The gunman who killed 10 people and injured three in a shooting at a Tops grocery store in Buffalo, New York last May was sentenced on Wednesday to life in prison without the possibility of parole, in an emotional hearing during which the family members of some of the victims addressed him directly.
Both Erie County Court Judge Susan Eagan and the relatives spoke in no uncertain terms about the white supremacist views that led Payton Gendron to deliberately target a grocery store frequented by Black community members in an attack that he plotted for months beforehand.
"There is no place for you or your ignorant, hateful, and evil ideologies in a civilized society," Eagan told Gendron. "There can be no mercy for you, no understanding, no second chances. The damage you have caused is too great, and the people you have hurt are too valuable to this community. You will never see the light of day as a free man ever again."
"You are a cowardly racist. You recorded the last moments of our loved ones' lives to garner support for your hateful cause, but you immortalized them instead."
All 10 of the people Gendron killed in the massacre, which he livestreamed, were Black. Prior to the shooting, he professed a belief in so-called "replacement theory," the false notion that white Americans are being intentionally "replaced" by people of color.
"You are a cowardly racist," said Simone Crawley, whose grandmother, Ruth Whitfield, was killed in the shooting. "You recorded the last moments of our loved ones' lives to garner support for your hateful cause, but you immortalized them instead."
Crawley added that Gendron was the only person who directly carried out the attack, but rejected the label of "lone wolf," saying he is "part of a larger organized network of domestic terrorists."
"And to that network, we say we, as a people, are unbreakable," she said.
Gendron spoke briefly at the hearing, saying he is "very sorry" for carrying out the mass shooting and does not want similar racist attacks to take place.
"I shot and killed people because they were Black. Looking back now, I can't believe I actually did," he said. "I know I can't take it back, but I wish I could, and I don't want anyone to be inspired by me and what I did."
Gendron was not flagged by New York's "red flag law," which ostensibly allows law enforcement agents to remove firearms from the possession of people deemed a threat to themselves or others. In 2021, he underwent a psychiatric evaluation after threatening to commit a murder-suicide.
One spectator on Wednesday began screaming at Gendron as he spoke, and earlier in the hearing, a person was restrained after attempting to lunge at him.

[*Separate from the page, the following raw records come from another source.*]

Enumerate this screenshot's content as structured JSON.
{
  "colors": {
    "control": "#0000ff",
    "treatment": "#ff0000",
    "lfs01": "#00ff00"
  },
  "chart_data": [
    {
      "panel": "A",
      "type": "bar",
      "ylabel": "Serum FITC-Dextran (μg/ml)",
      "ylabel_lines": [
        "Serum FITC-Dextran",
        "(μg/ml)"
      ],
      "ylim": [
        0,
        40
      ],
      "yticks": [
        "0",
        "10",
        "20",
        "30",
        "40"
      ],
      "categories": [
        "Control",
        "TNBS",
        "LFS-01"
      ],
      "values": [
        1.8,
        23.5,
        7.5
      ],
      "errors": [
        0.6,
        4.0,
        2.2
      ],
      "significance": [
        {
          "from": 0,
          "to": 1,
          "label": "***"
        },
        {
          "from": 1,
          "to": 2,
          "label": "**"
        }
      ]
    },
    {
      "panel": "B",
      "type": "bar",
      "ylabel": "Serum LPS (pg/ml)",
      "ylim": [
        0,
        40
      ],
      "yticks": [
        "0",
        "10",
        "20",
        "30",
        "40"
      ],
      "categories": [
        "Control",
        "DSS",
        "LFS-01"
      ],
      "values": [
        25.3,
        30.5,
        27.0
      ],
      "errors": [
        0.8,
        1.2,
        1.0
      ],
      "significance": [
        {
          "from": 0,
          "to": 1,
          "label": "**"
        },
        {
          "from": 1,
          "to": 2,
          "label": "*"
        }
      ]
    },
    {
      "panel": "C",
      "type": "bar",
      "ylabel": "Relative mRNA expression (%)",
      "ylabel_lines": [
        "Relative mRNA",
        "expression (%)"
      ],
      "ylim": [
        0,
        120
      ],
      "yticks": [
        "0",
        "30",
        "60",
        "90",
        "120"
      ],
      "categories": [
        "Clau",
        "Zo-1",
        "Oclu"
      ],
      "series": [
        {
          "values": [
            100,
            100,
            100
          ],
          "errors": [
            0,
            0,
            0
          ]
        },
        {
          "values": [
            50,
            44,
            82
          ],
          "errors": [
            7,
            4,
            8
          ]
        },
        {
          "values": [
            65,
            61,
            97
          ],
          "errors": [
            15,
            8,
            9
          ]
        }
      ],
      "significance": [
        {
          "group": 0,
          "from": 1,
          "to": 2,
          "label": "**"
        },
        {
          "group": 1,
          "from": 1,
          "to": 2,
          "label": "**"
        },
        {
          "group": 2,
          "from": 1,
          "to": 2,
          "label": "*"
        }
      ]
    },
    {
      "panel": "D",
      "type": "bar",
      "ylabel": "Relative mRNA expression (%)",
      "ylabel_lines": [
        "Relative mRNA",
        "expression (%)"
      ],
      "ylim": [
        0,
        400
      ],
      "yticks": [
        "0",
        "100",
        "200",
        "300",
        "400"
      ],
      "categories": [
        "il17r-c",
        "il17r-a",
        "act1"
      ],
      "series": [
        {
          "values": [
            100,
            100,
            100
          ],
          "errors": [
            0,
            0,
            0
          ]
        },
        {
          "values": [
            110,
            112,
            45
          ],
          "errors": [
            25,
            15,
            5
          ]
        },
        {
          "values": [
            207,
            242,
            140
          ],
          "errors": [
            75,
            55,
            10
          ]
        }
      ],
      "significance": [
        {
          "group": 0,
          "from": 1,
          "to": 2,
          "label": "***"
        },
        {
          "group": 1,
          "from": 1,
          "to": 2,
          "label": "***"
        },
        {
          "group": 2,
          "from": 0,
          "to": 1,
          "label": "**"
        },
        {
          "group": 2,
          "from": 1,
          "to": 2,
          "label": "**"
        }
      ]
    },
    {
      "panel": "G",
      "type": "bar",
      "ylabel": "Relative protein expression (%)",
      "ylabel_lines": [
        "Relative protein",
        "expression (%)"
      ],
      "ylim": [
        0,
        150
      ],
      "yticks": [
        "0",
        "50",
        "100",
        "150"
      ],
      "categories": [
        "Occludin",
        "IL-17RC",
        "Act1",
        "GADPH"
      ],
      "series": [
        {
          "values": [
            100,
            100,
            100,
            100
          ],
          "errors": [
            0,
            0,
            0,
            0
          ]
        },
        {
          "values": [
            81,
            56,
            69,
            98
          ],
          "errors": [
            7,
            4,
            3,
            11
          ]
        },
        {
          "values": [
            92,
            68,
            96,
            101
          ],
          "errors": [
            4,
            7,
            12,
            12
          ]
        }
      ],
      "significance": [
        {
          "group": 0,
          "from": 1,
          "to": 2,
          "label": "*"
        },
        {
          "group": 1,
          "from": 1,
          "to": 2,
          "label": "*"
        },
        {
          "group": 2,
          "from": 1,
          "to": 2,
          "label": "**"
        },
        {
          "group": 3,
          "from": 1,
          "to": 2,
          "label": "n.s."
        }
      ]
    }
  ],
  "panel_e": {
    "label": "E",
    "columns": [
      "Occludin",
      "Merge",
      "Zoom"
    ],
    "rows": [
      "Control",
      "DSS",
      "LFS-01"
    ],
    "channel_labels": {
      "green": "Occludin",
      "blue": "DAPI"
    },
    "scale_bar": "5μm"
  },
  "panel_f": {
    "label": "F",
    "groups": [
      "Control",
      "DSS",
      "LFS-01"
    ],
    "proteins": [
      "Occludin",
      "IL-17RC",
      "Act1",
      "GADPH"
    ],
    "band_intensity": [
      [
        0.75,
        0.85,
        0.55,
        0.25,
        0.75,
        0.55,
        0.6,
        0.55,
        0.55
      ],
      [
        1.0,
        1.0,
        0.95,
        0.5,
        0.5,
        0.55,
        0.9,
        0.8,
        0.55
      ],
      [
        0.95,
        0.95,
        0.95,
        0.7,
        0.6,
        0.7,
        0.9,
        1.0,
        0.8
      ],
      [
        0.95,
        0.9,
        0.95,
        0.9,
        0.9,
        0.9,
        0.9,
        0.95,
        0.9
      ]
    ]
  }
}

The New York Timesreported that people assembled in the courtroom were heard "sobbing loudly into their hands" and that court security officers as well as a defense attorney representing Gendron became visibly emotional.
Gendron earlier pleaded guilty to 10 counts of first-degree murder and one count of domestic terrorism motivated by hate.
Federal hate crimes and weapons violation charges, some of which could carry a death penalty sentence, are pending.